The hosiptal was equally surreal. Sergei didn’t bother with patient confidentiality and opened every door until he found the doctor he wanted and we were immediately shown in. Well I say we - Sergie wouldn’t let me in and it was just him and KAren. At this point I don’t really knwo what happened inside but I sat in the corridor for ages. (Go to Karen’s page for her account)

Karen had x-rays done and her hand put in plaster and it was all done really quickly an defficiently. It was then that Ramon (after a hushed conference with Sergei) said, ‘You may want to give the doctor some moeny. You are not registered in Irkrutsk and what he has just done is illegal’. OK, then. We paid the doctor $40 and we were back into the car to be taken back to our home stay.

On the way back we were stopped twice by the police again - seems Sergei never learns!

When we got home we had a Russian sauna out in the back yard and finally made it to bed!

After all that excitement it was nice to have a realxing and uneventful day yesterday.
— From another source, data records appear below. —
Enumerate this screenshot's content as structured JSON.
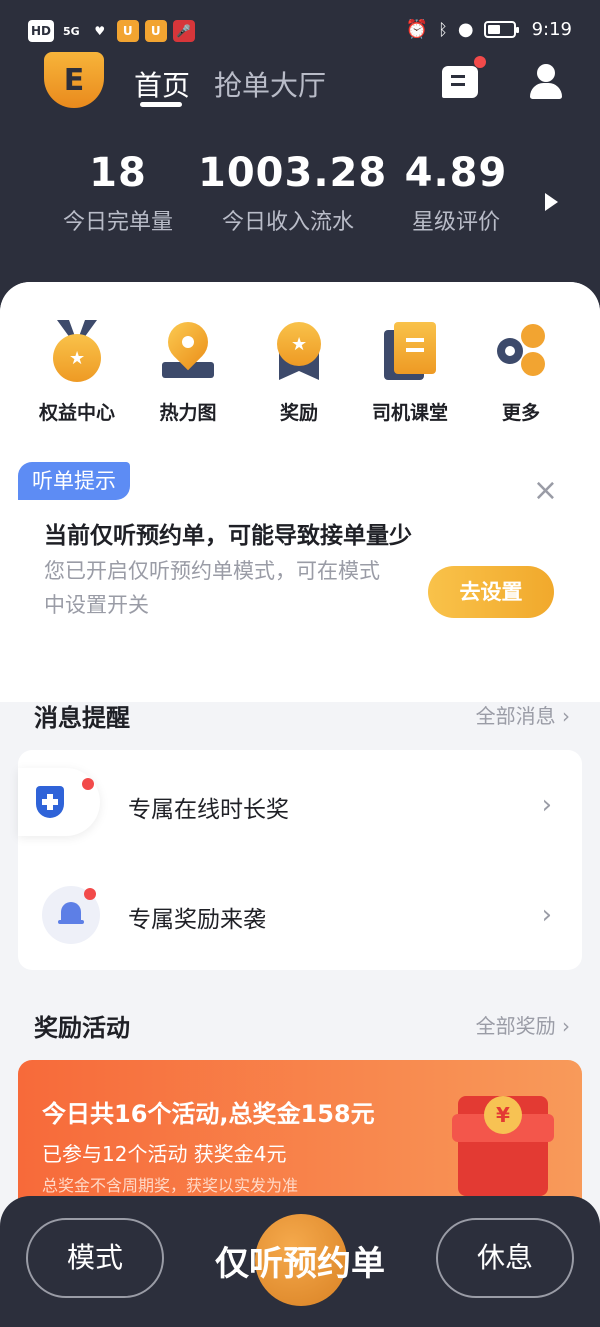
{
  "status_bar": {
    "left_chips": [
      "HD",
      "5G",
      "♥",
      "U",
      "U",
      "🎤"
    ],
    "time": "9:19"
  },
  "header": {
    "logo_letter": "E",
    "tabs": [
      {
        "label": "首页",
        "active": true
      },
      {
        "label": "抢单大厅",
        "active": false
      }
    ]
  },
  "stats": [
    {
      "value": "18",
      "label": "今日完单量"
    },
    {
      "value": "1003.28",
      "label": "今日收入流水"
    },
    {
      "value": "4.89",
      "label": "星级评价"
    }
  ],
  "quick_actions": [
    {
      "label": "权益中心",
      "icon": "medal-icon"
    },
    {
      "label": "热力图",
      "icon": "map-pin-icon"
    },
    {
      "label": "奖励",
      "icon": "award-icon"
    },
    {
      "label": "司机课堂",
      "icon": "book-icon"
    },
    {
      "label": "更多",
      "icon": "more-icon"
    }
  ],
  "notice": {
    "tag": "听单提示",
    "title": "当前仅听预约单，可能导致接单量少",
    "desc": "您已开启仅听预约单模式，可在模式中设置开关",
    "button": "去设置"
  },
  "messages": {
    "title": "消息提醒",
    "more": "全部消息",
    "items": [
      {
        "text": "专属在线时长奖",
        "icon": "shield-plus-icon"
      },
      {
        "text": "专属奖励来袭",
        "icon": "bell-icon"
      }
    ]
  },
  "rewards": {
    "title": "奖励活动",
    "more": "全部奖励",
    "promo_title": "今日共16个活动,总奖金158元",
    "promo_sub": "已参与12个活动 获奖金4元",
    "promo_note": "总奖金不含周期奖，获奖以实发为准"
  },
  "bottom": {
    "left": "模式",
    "center": "仅听预约单",
    "right": "休息"
  },
  "colors": {
    "dark_bg": "#2c2f3c",
    "accent_orange": "#f1a92c",
    "tag_blue": "#5d8cf4",
    "alert_red": "#f24a4a"
  }
}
Who knows we might be able to write something about all the fantastic stuff we’ve seen and done on the blog!

Moscow - Ekaterinburg

Friday, February 2nd, 2007

We have made it to Ekaterinburg travelling on the Trans Siberian express. Looking out the window from the train it was as if we were travelling through Narnia. We also had a compartment to ourselves - not many people travel at this time of year because of the cold - but we still found it a tight squeeze. Not sure how we will manage with more than two people in a compartment - but we may find out.
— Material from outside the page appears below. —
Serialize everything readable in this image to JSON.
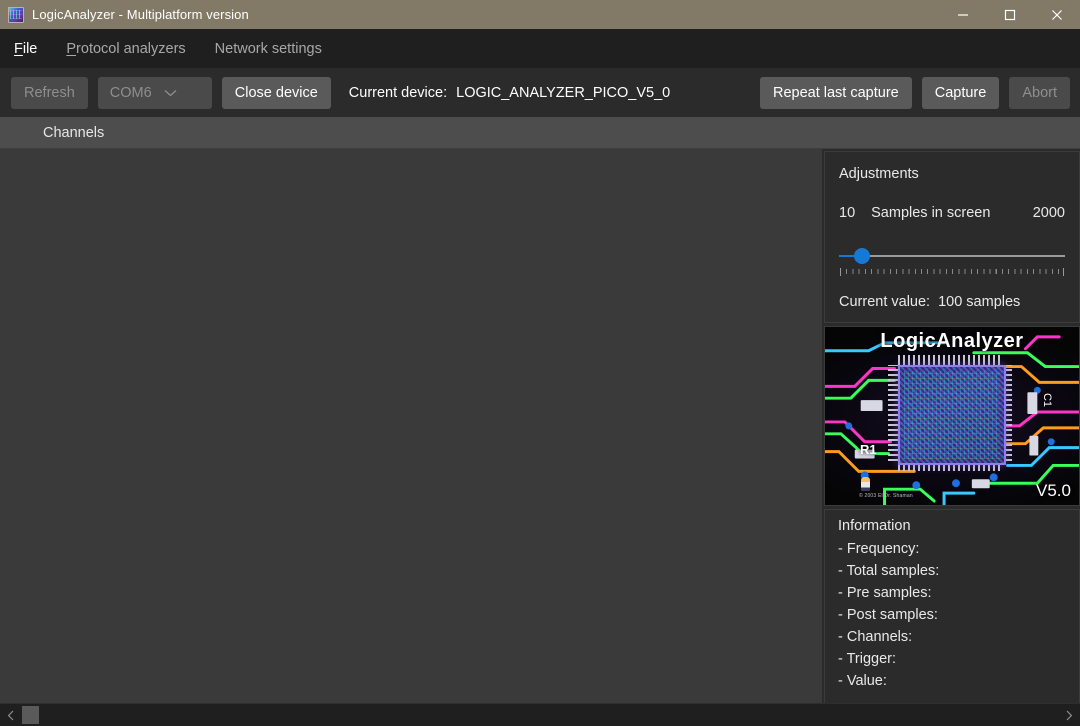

Ekaterinburg is an interesting city, but unfortunately the main thing that we have noticed is that it is much colder than Moscow. We have walked around the city and just taking a quick break in the City’s post office before heading into the cold again.

We’re off to the ballet tonight to see ‘Giselle’ - not sure whether it will be our thing, but at least Karen has heard of this one so we reckon we’ll be OK.

Husky dog sledging tomorrow and hopefully some time for the blog - we still have things to write about Moscow!